You know what? I think so too.  How about you, are you missing a handy tool that enables team communication AND gives you an overview of the project status?

Thursday, August 4, 2011

What are you really saying?

I’m still figuring out the style and tone I’d like this blog to have.  So I simply posted my first blog post.  Then I got some friends and family to review it, hoping for some helpful feedback.  Turns out I’m not quite there yet!  Here’s some of the feedback I had:

  1. Too arrogant in the beginning.
  2. Too many unfamiliar words (“What the heck is a corral?”)
  3. The story and the lessons are sort of jumbled together, maybe separate them,  first the story, then the lessons?
  4. Too long.  If it seems to long at first glance, people might not even start to read it.   And miss out on all the brilliance.  OK, that last part was me.  See issue #1.

Phew.  Well, I sure got what I asked for, it's good to know I’ve got honest people to rely on! My first reaction was to remove the post immediately, rewrite it and publish the new version.  But then I thought, what I really want is to find a way to publish more often.  I’d like to create a routine where I’m writing every day and posting several times a week. So I came up with a new idea:  Leave the original post as it is, rewrite it and post it for comparison.  Then write about the process from start to finish.  

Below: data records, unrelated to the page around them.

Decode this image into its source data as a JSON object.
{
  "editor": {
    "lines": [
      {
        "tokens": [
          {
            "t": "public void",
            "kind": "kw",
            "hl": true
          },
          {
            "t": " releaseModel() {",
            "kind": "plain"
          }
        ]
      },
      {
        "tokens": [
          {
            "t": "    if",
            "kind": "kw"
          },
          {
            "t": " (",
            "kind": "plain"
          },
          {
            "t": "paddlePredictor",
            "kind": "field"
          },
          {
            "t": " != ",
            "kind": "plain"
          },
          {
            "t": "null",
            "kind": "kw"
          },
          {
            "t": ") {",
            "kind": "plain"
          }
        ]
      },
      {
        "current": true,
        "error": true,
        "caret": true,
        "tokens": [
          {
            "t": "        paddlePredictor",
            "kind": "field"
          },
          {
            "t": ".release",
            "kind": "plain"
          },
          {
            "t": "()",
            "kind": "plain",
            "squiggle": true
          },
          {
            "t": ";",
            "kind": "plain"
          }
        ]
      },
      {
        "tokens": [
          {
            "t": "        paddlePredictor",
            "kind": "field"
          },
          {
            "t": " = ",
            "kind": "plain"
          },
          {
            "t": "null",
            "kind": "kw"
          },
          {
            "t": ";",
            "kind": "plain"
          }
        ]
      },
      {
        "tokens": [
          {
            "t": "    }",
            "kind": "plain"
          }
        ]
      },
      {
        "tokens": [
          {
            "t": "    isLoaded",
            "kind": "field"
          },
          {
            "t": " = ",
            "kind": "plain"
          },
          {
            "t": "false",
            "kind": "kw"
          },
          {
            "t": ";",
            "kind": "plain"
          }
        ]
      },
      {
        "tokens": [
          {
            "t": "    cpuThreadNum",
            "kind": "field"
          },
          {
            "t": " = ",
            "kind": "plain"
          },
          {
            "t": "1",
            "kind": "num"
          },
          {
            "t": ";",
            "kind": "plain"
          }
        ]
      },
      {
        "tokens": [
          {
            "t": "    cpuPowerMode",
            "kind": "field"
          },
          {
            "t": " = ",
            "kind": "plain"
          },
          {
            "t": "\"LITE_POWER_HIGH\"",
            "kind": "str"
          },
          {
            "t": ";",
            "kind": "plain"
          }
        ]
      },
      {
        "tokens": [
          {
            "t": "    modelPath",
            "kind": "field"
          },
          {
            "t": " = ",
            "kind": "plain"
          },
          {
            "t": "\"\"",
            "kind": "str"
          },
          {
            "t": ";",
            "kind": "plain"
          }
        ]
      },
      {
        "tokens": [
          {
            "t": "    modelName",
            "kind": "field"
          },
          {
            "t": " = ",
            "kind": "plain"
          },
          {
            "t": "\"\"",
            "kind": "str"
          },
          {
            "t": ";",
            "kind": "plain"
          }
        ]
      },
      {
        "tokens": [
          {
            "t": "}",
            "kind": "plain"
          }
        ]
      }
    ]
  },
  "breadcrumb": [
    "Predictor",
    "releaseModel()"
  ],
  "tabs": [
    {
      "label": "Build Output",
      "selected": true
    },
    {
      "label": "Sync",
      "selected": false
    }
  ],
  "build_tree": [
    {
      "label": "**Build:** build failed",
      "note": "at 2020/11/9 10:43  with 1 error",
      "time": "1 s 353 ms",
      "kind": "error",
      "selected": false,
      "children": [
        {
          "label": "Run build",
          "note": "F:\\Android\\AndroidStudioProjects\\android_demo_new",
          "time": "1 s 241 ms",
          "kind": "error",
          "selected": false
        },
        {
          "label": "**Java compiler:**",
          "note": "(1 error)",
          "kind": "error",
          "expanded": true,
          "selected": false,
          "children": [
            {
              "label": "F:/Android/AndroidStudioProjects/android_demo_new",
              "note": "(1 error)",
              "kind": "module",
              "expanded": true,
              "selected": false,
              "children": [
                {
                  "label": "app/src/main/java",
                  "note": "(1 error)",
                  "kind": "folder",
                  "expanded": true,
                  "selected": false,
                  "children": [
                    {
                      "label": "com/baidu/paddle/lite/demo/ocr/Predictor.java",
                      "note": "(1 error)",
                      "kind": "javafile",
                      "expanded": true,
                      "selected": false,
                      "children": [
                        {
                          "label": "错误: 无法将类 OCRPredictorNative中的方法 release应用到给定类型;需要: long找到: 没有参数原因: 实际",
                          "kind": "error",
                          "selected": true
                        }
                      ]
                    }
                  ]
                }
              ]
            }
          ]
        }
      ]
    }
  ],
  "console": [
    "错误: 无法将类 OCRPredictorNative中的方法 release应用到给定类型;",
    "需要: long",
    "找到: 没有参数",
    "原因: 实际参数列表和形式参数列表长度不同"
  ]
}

Why would I want to do that?  Don’t worry, I’m not going to publish every draft of every post in the future.  But right now, blogging is a learning process for me, so writing about it is a way to really get a firm grasp of it.  Which is sort of the idea behind the blog anyway. To structure my ideas in a clear and concise manner.  So I’ll know which ideas are clear to me and which ones are still a bit... foggy.  Once I’ve posted the rewrite, you can compare the two posts. And then guess who my favorite bloggers are.  Stay tuned!

Tuesday, July 26, 2011

Collaboration lessons from my grandfather

I studied computer science in college and started off as a programmer, but gradually moved into the role of a project manager.  Partly because I was curious to know more about the customers and their needs.  And partly because I seemed to have a knack for seeing red flags and opportunities (yes, those usually go together) where others didn’t.


So now, I’ve worked as a collaboration professional for 17 years, but it’s only recently that it dawned on me where I got that knack from.  When I was 9 years old, I started helping my grandparents at their sheep farm.  We always seemed to be shepherding (also called a roundup).  


My grandparents working on their sheep farm in 1967
There were roughly three different sizes of a roundup: The smallest ones were daily roundups during spring and fall. The sheep would be let out of the barn in the morning to graze in the fields near the farm and then brought back in the evening.  This was also every kids training ground for the next step. A few miles from the farm on a steep mountainside, there was a corral (a big fenced area) about two miles wide.